The Bush tax cuts were extended but Making Work Pay wasn't, so the those with the lowest incomes will see their taxes increase.

Bob Williams / Tax Vox / Tax Policy Center
How much of a tax break will you get? Find your salary (or your combined salaries, if you're married) along the bottom, then look up to the blue (single) or red (married) line to see how much money you'll save this year, compared to last year. Note: Those with the lowest salaries, below $20,000 for singles and $40,000 for couples, will pay more this year than last year, hence the dip in the curve.

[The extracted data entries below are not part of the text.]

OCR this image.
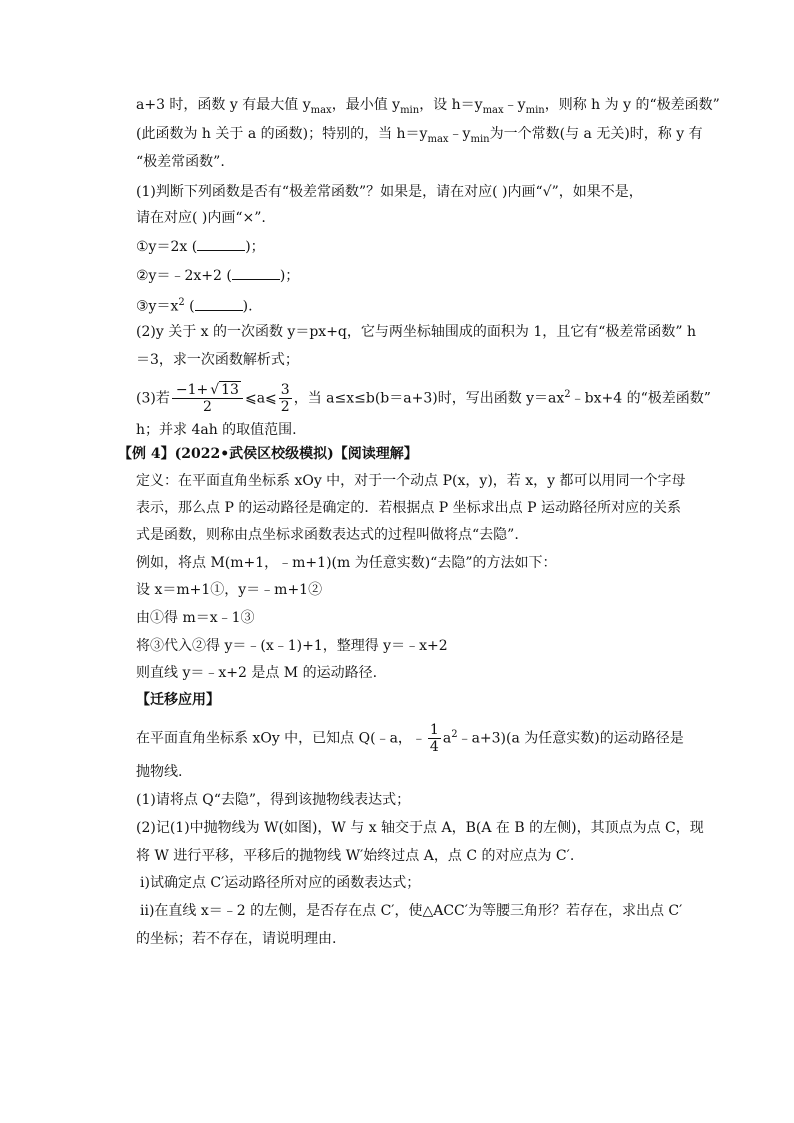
a+3 时，函数 y 有最大值 $y_{max}$，最小值 $y_{min}$，设 $h=y_{max}﹣y_{min}$，则称 h 为 y 的“极差函数”
(此函数为 h 关于 a 的函数)；特别的，当 $h=y_{max}﹣y_{min}$为一个常数(与 a 无关)时，称 y 有
“极差常函数”.
(1)判断下列函数是否有“极差常函数”？如果是，请在对应( )内画“√”，如果不是，
请在对应( )内画“×”.
①y＝2x (	)；
②y＝﹣2x+2 (	)；
$③y=x^2$ (	).
(2)y 关于 x 的一次函数 y＝px+q，它与两坐标轴围成的面积为 1，且它有“极差常函数” h
＝3，求一次函数解析式；
(3)若 $\frac{-1+ √ 13}{2}$ ⩽a⩽ $\frac{3}{2}$ ，当 a≤x≤b(b＝a+3)时，写出函数 $y=ax^2﹣bx+4$ 的“极差函数”
h；并求 4ah 的取值范围.
【例 4】(2022•武侯区校级模拟)【阅读理解】
定义：在平面直角坐标系 xOy 中，对于一个动点 P(x，y)，若 x，y 都可以用同一个字母
表示，那么点 P 的运动路径是确定的．若根据点 P 坐标求出点 P 运动路径所对应的关系
式是函数，则称由点坐标求函数表达式的过程叫做将点“去隐”.
例如，将点 M(m+1，﹣m+1)(m 为任意实数)“去隐”的方法如下：
设 x＝m+1①，y＝﹣m+1②
由①得 m＝x﹣1③
将③代入②得 y＝﹣(x﹣1)+1，整理得 y＝﹣x+2
则直线 y＝﹣x+2 是点 M 的运动路径.
【迁移应用】
在平面直角坐标系 xOy 中，已知点 Q(﹣a，﹣ $\frac{1}{4}$ $a^2﹣a+3)(a$ 为任意实数)的运动路径是
抛物线.
(1)请将点 Q“去隐”，得到该抛物线表达式；
(2)记(1)中抛物线为 W(如图)，W 与 x 轴交于点 A，B(A 在 B 的左侧)，其顶点为点 C，现
将 W 进行平移，平移后的抛物线 W′始终过点 A，点 C 的对应点为 C′.
ⅰ)试确定点 C′运动路径所对应的函数表达式；
ⅱ)在直线 x＝﹣2 的左侧，是否存在点 C′，使△ACC′为等腰三角形？若存在，求出点 C′
的坐标；若不存在，请说明理由.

Ever since the 2008 presidential campaign, President Obama has argued passionately for extending the Bush-era tax cuts for all but the richest 2 percent of Americans. His reasoning: the rich have fared spectacularly well over the past quarter century—incomes of the top 1 percent tripled in real terms—while incomes grew slowly or not at all for those further down the income scale. Now, in compromising with congressional Republicans, the president seems to have forgotten his own logic and agreed to big tax cuts for the rich and tax increases for the poor.

Why would the working poor pay more? Because the proposal would replace this year’s Making Work Pay (MWP) credit with a temporary reduction in the Social Security payroll tax from 6.2 percent to 4.2 percent. That’s a good deal for high earners, who got nothing from MWP (thanks to an income phaseout), but a bad deal for those making $20,000 or less.

The math works this way: The MWP credit gave as much as $400 to each single worker and up to $800 to couples. If you’re single and earned at least $6,452 (and less than $75,000) in 2010, you got $400. Married couples with earnings over $12,903 (and less than $150,000) got $800.

But you won’t get $400 from the payroll tax cut until your earnings reach $20,000; earnings have to be twice that high to yield the $800 that MWP gave to couples. So single taxpayers who earn less than $20,000 and married couples earning less than $40,000 will pay more in taxes under the payroll tax cut than under MWP (see graph). Like everyone else, those folks will keep their Bush-era tax cuts and everything else that would continue from 2010 into 2011. But because no other provisions would cut their 2011 taxes relative to 2010, those taxpayers are unequivocally worse off under the compromise in 2011 than under the tax law we have this year.

By contrast, the rich would get much better treatment from the swap of MWP for the payroll tax cut. If you’re single and earn more than $106,800 (the maximum earnings subject to Social Security tax in 2011), you’d pay $2,136 less in payroll taxes. Since you got nothing from MWP—it phased out for high earners—your net gain would be the full payroll tax savings. A couple in which both spouses earn more than the payroll tax cap would get double that much—$4,272.

If Congress and the president accept the compromise in its current form, a single worker earning $10,000 will see her taxes jump by $200 from this year to next—her $200 payroll tax cut replaces her $400 MWP. And a couple earning $25,000 would lose $300 as its $800 MWP morphs into $500 in payroll tax savings. Nothing else in the compromise tax agreement compensates for those losses.

At the top of the income distribution, the wealthy would not only keep all of their savings from the Bush-era tax cuts like everyone else but would get the additional $2,000+ in payroll tax savings ($4,000+ for a couple). And, should they happen to die during the next two years, their estates could save millions more because of the estate tax’s proposed higher exemption and lower rate.

The president can argue that he had to compromise to protect low- and middle-income Americans from a big tax increase in 2011. But the agreement turns on its head his repeated argument that we need to give more to the poor and ask more of the wealthy. No wonder Democrats in Congress are mad.